The war years were, of course, a period of great difficulty, and considerable effort was needed to keep the society in being. There were periods of hope and despondency in its affairs.
The difficulties were immense: accommodation, rehearsal room, props, timber, staging, paper for programmes - the list is endless; and with so many males being called up, finding plays of one scene, with few male characters, was not easy.
However, all these problems were somehow overcome, and the reputation of the society was not only maintained but enhanced.
From 1939 to 1945 a total of 22 productions were put on, including three full-length plays.

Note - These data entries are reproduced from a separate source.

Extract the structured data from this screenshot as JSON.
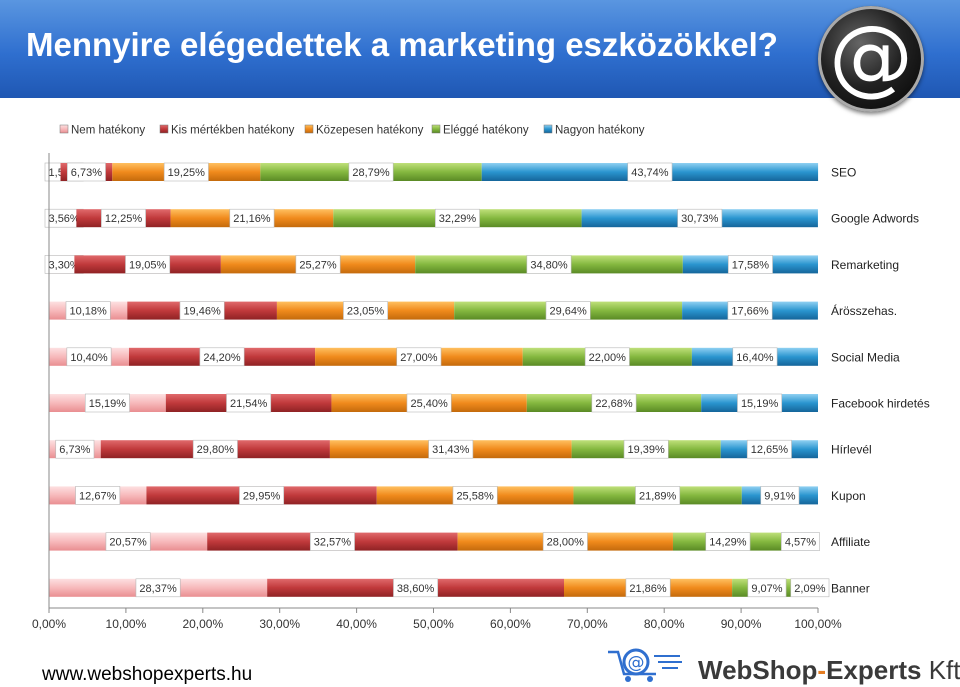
{
  "title": "Mennyire elégedettek a marketing eszközökkel?",
  "footer": {
    "url": "www.webshopexperts.hu",
    "brand_part1": "WebShop",
    "brand_dash": "-",
    "brand_part2": "Experts",
    "brand_suffix": " Kft."
  },
  "logo": {
    "icon": "at-sign-icon"
  },
  "colors": {
    "header": "#2f6fcf",
    "series": [
      "#f4a6a8",
      "#c0393b",
      "#f08a1c",
      "#84b83f",
      "#2a95cf"
    ]
  },
  "chart_data": {
    "type": "bar",
    "orientation": "horizontal",
    "stacked": true,
    "legend_position": "top",
    "x_range": [
      0,
      100
    ],
    "x_ticks": [
      "0,00%",
      "10,00%",
      "20,00%",
      "30,00%",
      "40,00%",
      "50,00%",
      "60,00%",
      "70,00%",
      "80,00%",
      "90,00%",
      "100,00%"
    ],
    "categories": [
      "SEO",
      "Google Adwords",
      "Remarketing",
      "Árösszehas.",
      "Social Media",
      "Facebook hirdetés",
      "Hírlevél",
      "Kupon",
      "Affiliate",
      "Banner"
    ],
    "series": [
      {
        "name": "Nem hatékony",
        "values": [
          1.5,
          3.56,
          3.3,
          10.18,
          10.4,
          15.19,
          6.73,
          12.67,
          20.57,
          28.37
        ],
        "labels": [
          "1,50%",
          "3,56%",
          "3,30%",
          "10,18%",
          "10,40%",
          "15,19%",
          "6,73%",
          "12,67%",
          "20,57%",
          "28,37%"
        ]
      },
      {
        "name": "Kis mértékben hatékony",
        "values": [
          6.73,
          12.25,
          19.05,
          19.46,
          24.2,
          21.54,
          29.8,
          29.95,
          32.57,
          38.6
        ],
        "labels": [
          "6,73%",
          "12,25%",
          "19,05%",
          "19,46%",
          "24,20%",
          "21,54%",
          "29,80%",
          "29,95%",
          "32,57%",
          "38,60%"
        ]
      },
      {
        "name": "Közepesen hatékony",
        "values": [
          19.25,
          21.16,
          25.27,
          23.05,
          27.0,
          25.4,
          31.43,
          25.58,
          28.0,
          21.86
        ],
        "labels": [
          "19,25%",
          "21,16%",
          "25,27%",
          "23,05%",
          "27,00%",
          "25,40%",
          "31,43%",
          "25,58%",
          "28,00%",
          "21,86%"
        ]
      },
      {
        "name": "Eléggé hatékony",
        "values": [
          28.79,
          32.29,
          34.8,
          29.64,
          22.0,
          22.68,
          19.39,
          21.89,
          14.29,
          9.07
        ],
        "labels": [
          "28,79%",
          "32,29%",
          "34,80%",
          "29,64%",
          "22,00%",
          "22,68%",
          "19,39%",
          "21,89%",
          "14,29%",
          "9,07%"
        ]
      },
      {
        "name": "Nagyon hatékony",
        "values": [
          43.74,
          30.73,
          17.58,
          17.66,
          16.4,
          15.19,
          12.65,
          9.91,
          4.57,
          2.09
        ],
        "labels": [
          "43,74%",
          "30,73%",
          "17,58%",
          "17,66%",
          "16,40%",
          "15,19%",
          "12,65%",
          "9,91%",
          "4,57%",
          "2,09%"
        ]
      }
    ]
  }
}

The year 1945 saw the ‘Hut’ regained and, from the autumn of 1945 into 1946, a full programme of plays, one-act plays, play readings, lectures, theatre visits and social evenings was enjoyed.
At this point mention should be made of the society’s entries to the Denbighshire and Flintshire Drama Festivals. A total of 38 plays were entered between the years 1934 and 1955, and the Festival of 1938 saw the society win the premier trophy for the first time with their entry Riders to the Sea by JM Synge.
Another interesting titbit from the archives reveals that, during some of the plays and play readings given during the war years at the home of Dr and Mrs Reid, often in aid of the Red Cross, members of the society were able to share the limelight with such notables as Andrew Cruickshank, Andre Morrell and Jack Hawkins, all of whom were stationed with the Army in Wrexham.